Una noche, Lundmark le contó entre susurros, mientras estaban tumbados en el angosto catre, que quienes viajaban por mar hasta Australia se topaban a veces con icebergs; que a pesar de que navegaban por latitudes templadas, aquellas montañas de hielo, grandes como castillos recubiertos de mármol, podían llegar flotando muy al norte antes de que el calor las derritiese. El capitán Svartman se lo había contado a él, y el capitán sólo decía la verdad.

Hanna se encontraba en cubierta y, apoyada en la borda, contemplaba cómo los porteadores africanos cubiertos de andrajos cargaban provisiones bajo la mirada vigilante del capitán Svartman. Un hombre blanco, con barba y bronceado, que vestía un traje color caqui acuciaba a los porteadores. Hanna pensó que movía las manos como si hiciese restallar un látigo invisible contra sus hombros. Los hombres que acarreaban las mercancías eran delgados, temerosos. De vez en cuando, la mirada de Hanna se cruzaba con la suya, breve e inquieta.
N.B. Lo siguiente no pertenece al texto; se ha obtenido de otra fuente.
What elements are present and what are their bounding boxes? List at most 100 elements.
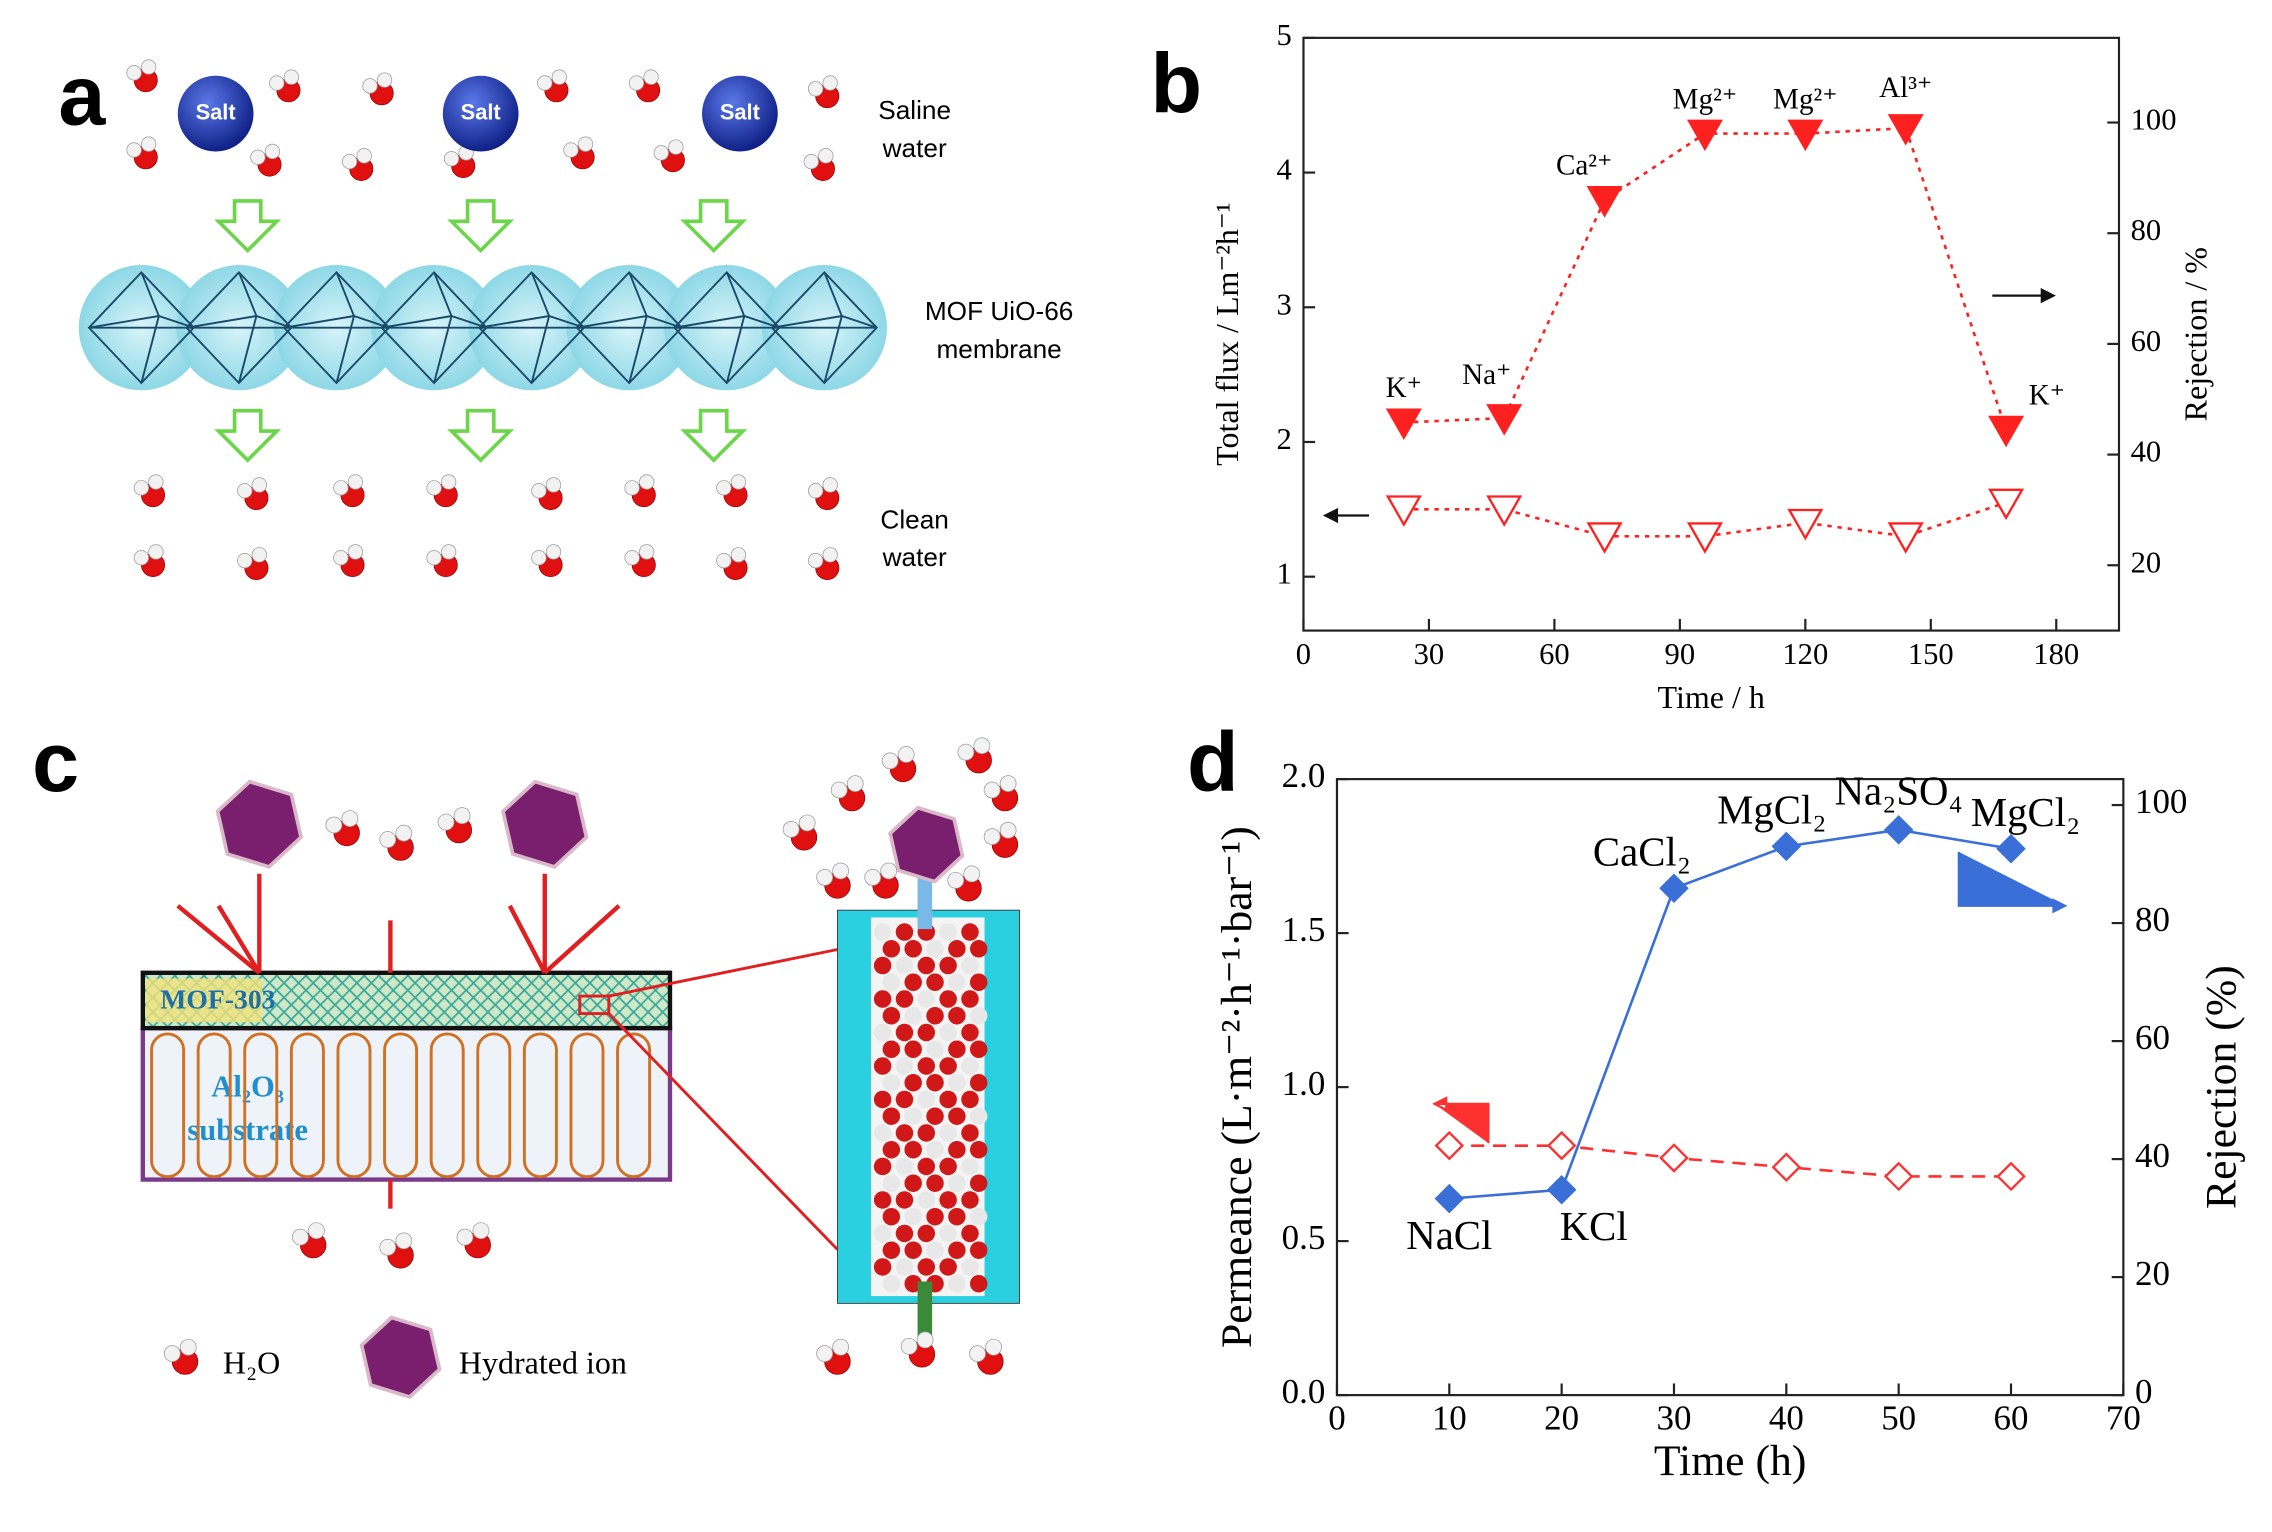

En algún momento vio algo más: ira, odio quizá. No estaba segura. El hombre blanco hablaba con voz chillona, como si detestase lo que hacía o como si sólo quisiera acabar de una vez.

En un par de ocasiones, cuando vio vacía la pasarela, pensó que, después de todo, bien podría bajar a tierra, al muelle, para pisar suelo africano al menos una vez.

Pero nunca llegó tan lejos. La borda seguía constituyendo una frontera invisible para ella.

El calor la mantuvo despierta la primera noche. Halvorsen le había dicho que podía dejar el ojo de buey abierto si lo cubría cuidadosamente con un fino retazo de algodón. Y le dio un trozo de tela que le había comprado cuando bajó a tierra.

Ahora Hanna yacía en el camarote oyendo las cigarras y, a lo lejos, los tambores y quizás algo que sonaba como un canto o como los gritos de un ave nocturna.

Aquel calor denso era tan sofocante que se vistió y salió a cubierta. Había un marinero haciendo guardia junto a la pasarela, cuyo paso cortaba durante la noche un cabo grueso. Hanna se dirigió a la proa del barco y se sentó sobre un cabrestante.

Estaba rodeada de oscuridad, salvo por el farol de posición que había junto a la pasarela. Abajo, en el muelle, ardía una hoguera. A su alrededor había sentados varios hombres cuyos rostros iluminaban las llamas. Hanna se estremeció, aunque ignoraba por qué. Quizá por miedo, quizá por todo aquel dolor vivo que le crecía dentro.

Se quedó sentada en el cabrestante hasta que la venció el sueño. Un mosquito le picó en la mano y la despertó. Lo espantó y pensó que, llegado el caso, nada podría hacer contra la muerte.

El día siguiente, el último que pasarían en Lourenço Marques, le preguntó a Halvorsen cómo se llamaba el país en que se encontraban.

—África Oriental Portuguesa —le respondió dudoso—. Si es que un país africano puede llamarse así.

Halvorsen meneó la cabeza con una mueca.

—Esclavitud —añadió—. Los negros son esclavos. Así de sencillo. Creo que jamás he visto tanta brutalidad como aquí. Y siempre en personas blancas, como tú y como yo.

Una vez más, meneó la cabeza antes de alejarse.

Hanna detectó su desprecio. Del mismo modo en que había visto la ira en los ojos de los hombres negros, y quizá también un sentimiento idéntico al de Halvorsen.